According to section 222(6A) of TCGA 1992, if an individual occupies two or more residences for a period and has made an election for one of them to be treated as his main residence, that election is not disturbed just because during the same period another of his residences is treated as not being occupied as a residence by virtue of the restrictions for NRCGT.

Similiarly, if an individual wishes, he may nominate which of two or more residences (of which one is the NRCGT residence) was his main residence for any period within his period of ownership of the NRCGT residence (section 222A(2), (3)). A notice of election may vary any notice previously given to elect another residence within the individual’s ownership period.
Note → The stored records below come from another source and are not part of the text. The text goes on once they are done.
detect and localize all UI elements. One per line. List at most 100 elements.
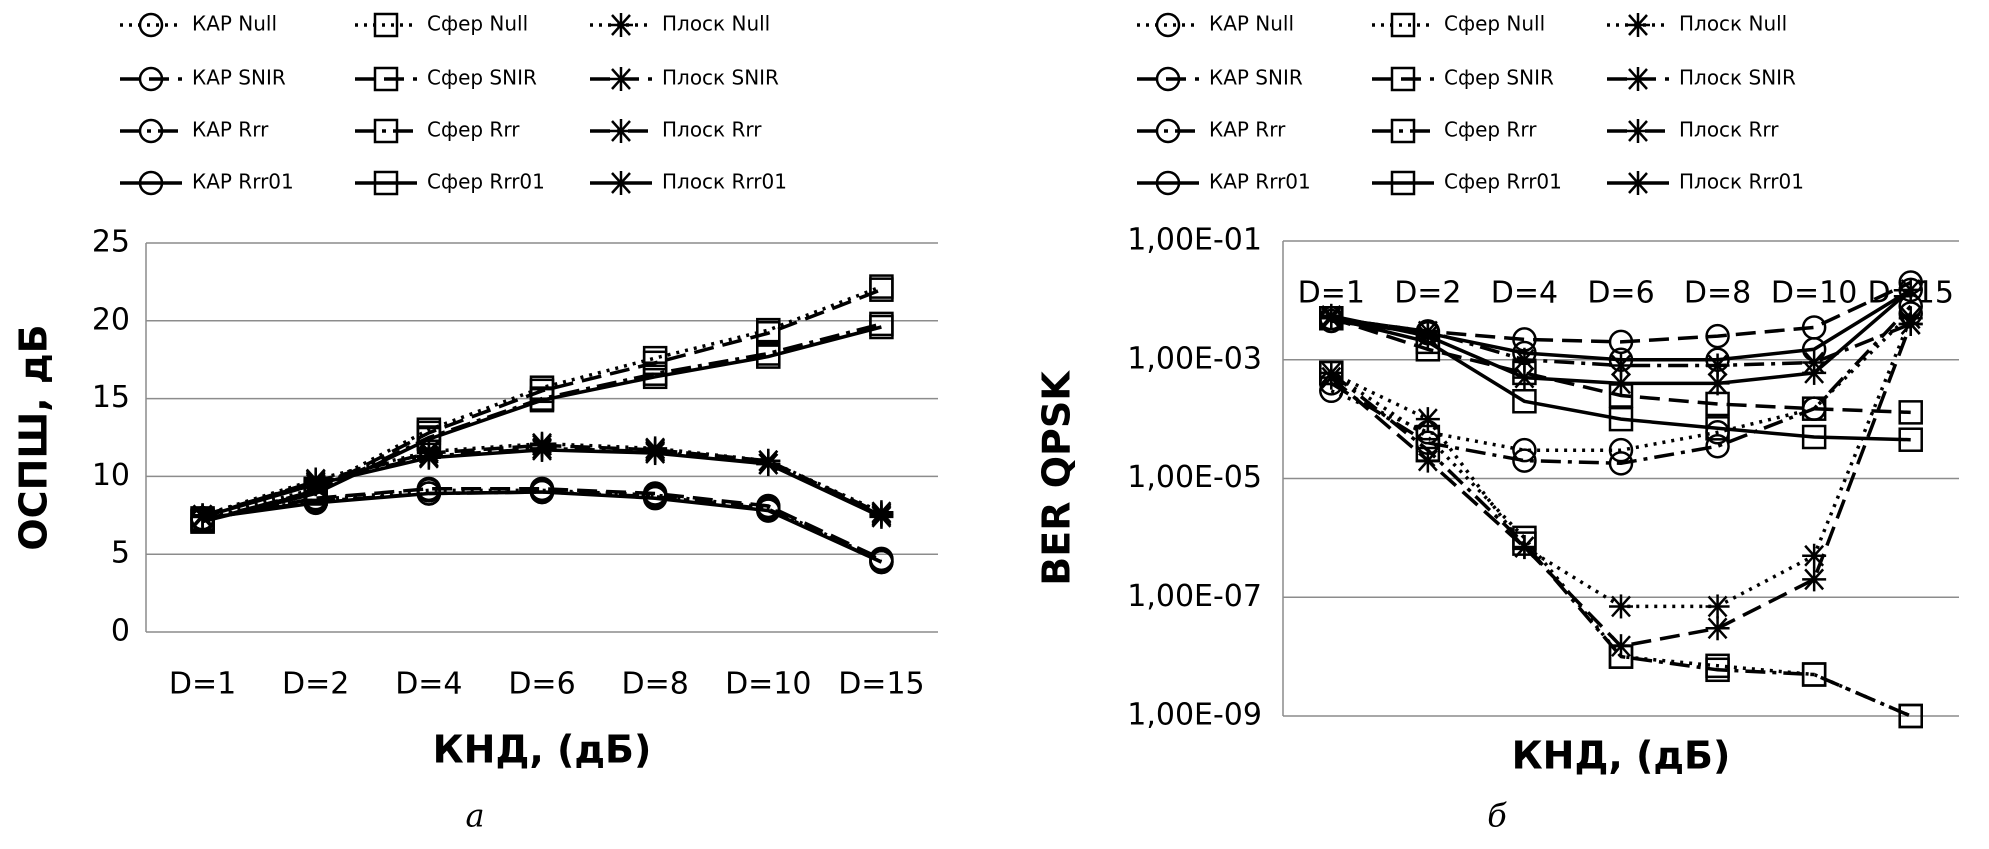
caption: а — [465, 797, 484, 835]
marker — [138, 12, 164, 38]
marker — [190, 504, 215, 529]
marker — [1608, 644, 1634, 669]
marker — [1801, 424, 1827, 450]
legend-label: Сфер Rrr — [1444, 118, 1537, 142]
marker — [1608, 406, 1634, 432]
chart: 1,00E-09 1,00E-07 1,00E-05 1,00E-03 1,00E-01… — [1035, 12, 1959, 835]
marker — [1802, 567, 1827, 592]
marker — [1155, 66, 1181, 92]
marker — [1801, 662, 1827, 687]
marker — [756, 498, 781, 523]
y-tick-label: 15 — [92, 380, 130, 415]
x-tick-label: D=2 — [1394, 276, 1461, 311]
marker — [1608, 437, 1634, 463]
y-tick-label: 1,00E-09 — [1127, 698, 1262, 733]
marker — [1705, 371, 1730, 396]
marker — [1415, 324, 1440, 349]
marker — [756, 451, 781, 476]
legend-label: КАР Rrr01 — [192, 170, 294, 194]
marker — [138, 170, 164, 196]
marker — [1512, 437, 1537, 463]
legend-label: Плоск Rrr01 — [1679, 170, 1804, 194]
x-tick-label: D=4 — [395, 667, 462, 702]
marker — [1705, 657, 1730, 683]
x-tick-label: D=6 — [508, 667, 575, 702]
marker — [1512, 389, 1537, 414]
marker — [1155, 118, 1181, 144]
y-tick-label: 1,00E-01 — [1127, 223, 1262, 258]
chart: 0 5 10 15 20 25 D=1 D=2 D=4 D=6 D=8 D=10 D=15 ОСПШ, д… — [12, 12, 938, 835]
marker — [1512, 531, 1537, 556]
marker — [869, 504, 894, 529]
legend-label: КАР Null — [1209, 12, 1294, 36]
legend-label: Сфер SNIR — [427, 66, 537, 90]
y-axis-title: ОСПШ, дБ — [12, 324, 56, 550]
legend-label: Плоск Null — [1679, 12, 1787, 36]
y-tick-label: 0 — [111, 614, 130, 649]
marker — [1705, 594, 1730, 619]
marker — [416, 481, 442, 506]
x-tick-label: D=4 — [1491, 276, 1558, 311]
caption: б — [1487, 797, 1507, 835]
legend-label: Плоск Rrr — [1679, 118, 1779, 142]
marker — [1626, 67, 1650, 91]
legend-label: КАР SNIR — [192, 66, 286, 90]
marker — [869, 277, 894, 302]
series-line — [1330, 304, 1912, 466]
marker — [1802, 360, 1827, 385]
marker — [756, 344, 781, 369]
marker — [1705, 416, 1730, 441]
marker — [1415, 407, 1440, 432]
marker — [869, 314, 894, 340]
marker — [1705, 347, 1730, 372]
legend-label: КАР Rrr — [192, 118, 269, 142]
y-tick-label: 1,00E-03 — [1127, 341, 1262, 376]
legend-label: Плоск Rrr01 — [662, 170, 787, 194]
marker — [1801, 396, 1827, 421]
y-tick-label: 1,00E-07 — [1127, 579, 1262, 614]
marker — [1626, 171, 1650, 195]
legend-label: КАР Rrr — [1209, 118, 1286, 142]
marker — [643, 441, 668, 466]
legend-label: Сфер Rrr01 — [1444, 170, 1562, 194]
marker — [642, 485, 668, 511]
x-tick-label: D=10 — [1771, 276, 1857, 311]
marker — [1608, 329, 1634, 355]
series-line — [202, 487, 883, 561]
marker — [1512, 448, 1537, 473]
x-tick-label: D=8 — [621, 667, 688, 702]
marker — [1415, 437, 1441, 463]
marker — [138, 118, 164, 144]
marker — [138, 66, 164, 92]
legend-label: Плоск Null — [662, 12, 770, 36]
marker — [1898, 703, 1923, 729]
marker — [609, 119, 633, 143]
marker — [303, 472, 328, 497]
marker — [1319, 360, 1344, 386]
marker — [1390, 170, 1416, 196]
marker — [1705, 616, 1730, 641]
marker — [1705, 323, 1730, 349]
y-axis-title: BER QPSK — [1035, 370, 1079, 586]
marker — [1512, 340, 1537, 366]
marker — [1626, 13, 1650, 37]
marker — [609, 13, 633, 37]
marker — [1512, 365, 1537, 390]
legend-label: Сфер Rrr01 — [427, 170, 545, 194]
marker — [609, 67, 633, 91]
legend-label: КАР Null — [192, 12, 277, 36]
marker — [609, 171, 633, 195]
marker — [529, 479, 555, 505]
marker — [530, 437, 554, 462]
legend-label: Плоск SNIR — [1679, 66, 1796, 90]
series-line — [1330, 371, 1912, 718]
y-tick-label: 1,00E-05 — [1127, 460, 1262, 495]
legend-label: КАР Rrr01 — [1209, 170, 1311, 194]
marker — [1801, 337, 1827, 362]
y-tick-label: 20 — [92, 302, 130, 337]
marker — [529, 387, 555, 413]
legend-label: Плоск Rrr — [662, 118, 762, 142]
y-tick-label: 25 — [92, 225, 130, 260]
marker — [416, 445, 441, 470]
When an individual makes a disposal whilst non-UK resident, any main residence election must be made in the non-UK resident pages of a self-assessment tax return. Such an election is irrevocable and cannot vary a previous election made on a residence that has already been disposed of, in other words, the provisions do not have retroactive effect (section 222A(5), (6)). If the election affects an interest held by a spouse or civil partner, the election must be made by both parties either in the same election notice or by written notification agreeing to the terms of the notice (section 222A(7)).

Finally, a taxpayer subject to the NRCGT charge must report and pay within 30 days of the UK residence disposal unless they already file a UK tax return (in which case payment is to be made when the NRCGT return is submitted or deferred until the normal payment date).